Although such caution is warranted, I would argue that if we start off by identifying mechanisms that are linked to typical behaviors and then study a model in which those behaviors are disrupted, we are bound to learn something valuable about the mechanisms underlying atypical behaviors.
Because autism is so immensely heterogeneous, no single pathway in the brain is likely to underlie all cases. At the same time, any perturbation we discover is likely to be clinically relevant to at least a subset of individuals with autism.
The VPA exposure model is particularly compelling in that it recapitulates a cluster of autism-associated behaviors using a single perturbation. So we can use this model to identify an upstream developmental or neural perturbation that gives rise to the behavioral traits that tend to co-occur in autism.
The fact that animals exposed to VPA bear a behavioral resemblance to people with autism gives this model ‘face validity.’ But the model’s relevance should not be based on this resemblance. Rather it should rest on whether the altered behavior in the mice results from neural circuits that are relevant to autism.
Work from my lab and others’ suggests that the cell types compromised by in utero VPA exposure in mice are homologous to those that have been implicated in autism7. So the social deficits that appear in mice exposed to VPA arise from a perturbation that increases autism risk, co-occur with other autism-associated behaviors and involve brain circuits analogous to those implicated in autism.
This confluence of factors suggests that VPA-exposed mice are a valid model for studying processes relevant to autism.
The more we learn about the genetics of autism, the more the mechanisms through which VPA exposure exerts its effects seem biologically relevant.

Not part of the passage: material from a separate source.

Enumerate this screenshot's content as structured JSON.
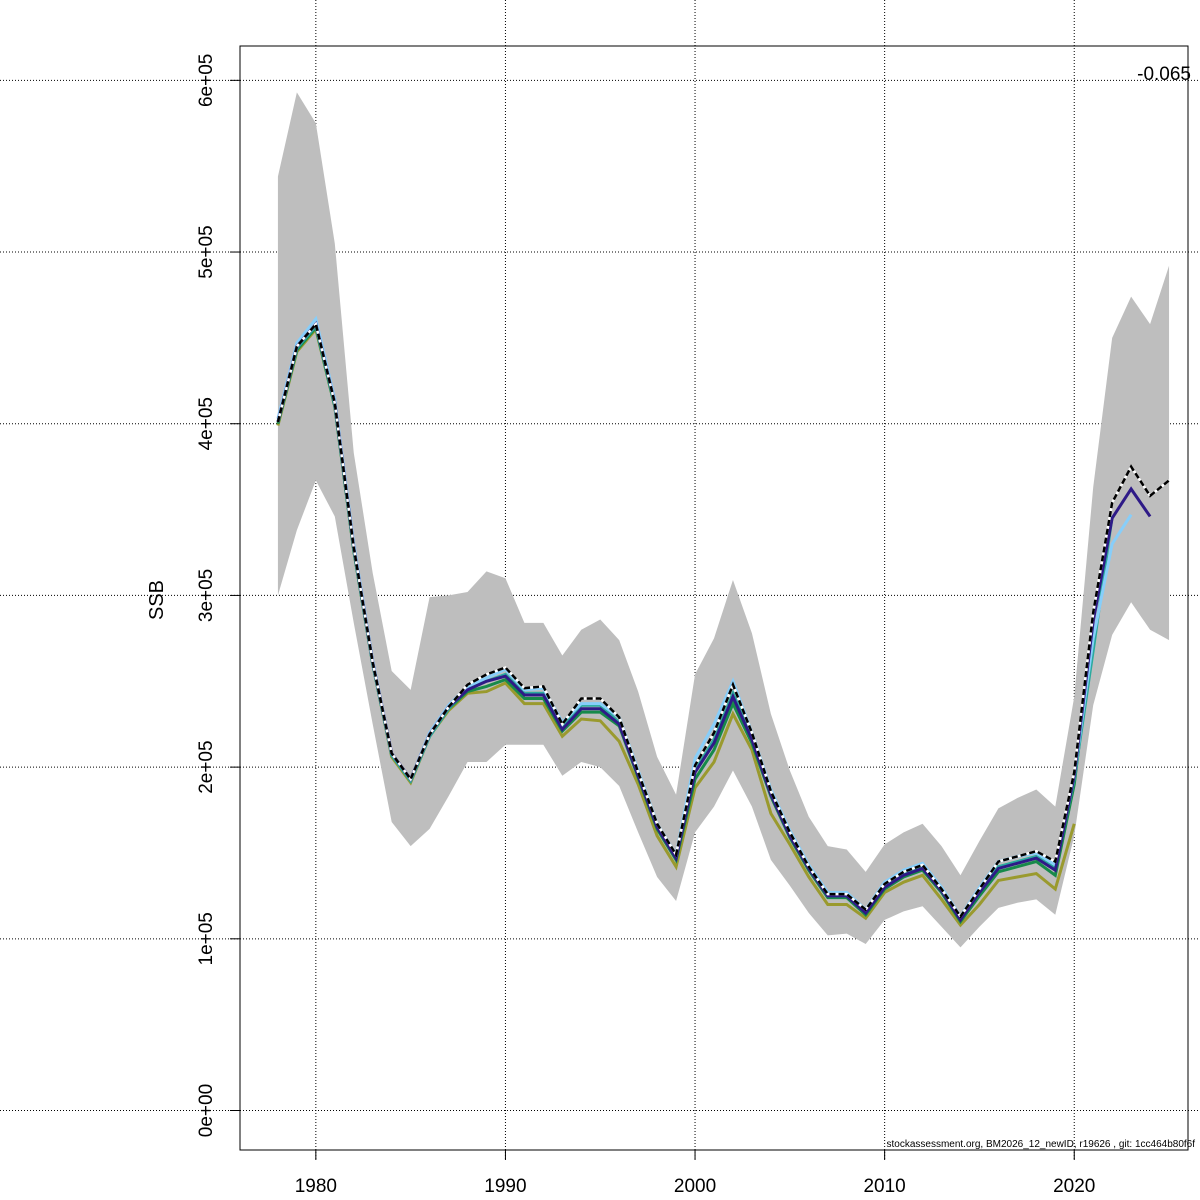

VPA inhibits a class of enzymes called histone deacetylases that regulate chromatin packing and gene expression. Many candidate genes for autism, including ARID1B and CHD8, are involved in chromatin regulation8.
What’s more, VPA and autism genes appear to act on the brain during the same developmental period — one that corresponds with 10 to 24 weeks after conception in people9. Mice exposed to VPA during this developmental window show autism-like behaviors, and many autism-linked genes are expressed during this time as well.
Work from my lab and others’ suggests that VPA exposure interferes with brain systems governing social behavior and attention in mice6,7. We are working to validate the brain mechanisms we have identified in VPA-exposed mice by showing that these same pathways are similarly altered in other animal models of autism, including those based on disruptions of high-confidence autism genes.
Although the VPA model for autism has clear clinical relevance, the autism risk associated with prenatal exposure has been declining over time. As our knowledge about the risks of the drug has increased, clinicians may be prescribing lower doses or shorter courses of treatment for pregnant women with epilepsy.
No one can say VPA exposure is the perfect model of autism. But I believe it is a good one. I also believe that trying to extract meaningful biological insights from imperfect models remains an important direction for the field. The key to success may be to avoid focusing on findings that are idiosyncratic to one model. Instead, we should search for results common to multiple models that also intersect with brain mechanisms that contribute to typical behavior.
Vikaas Sohal is associate professor of psychiatry at the University of California, San Francisco.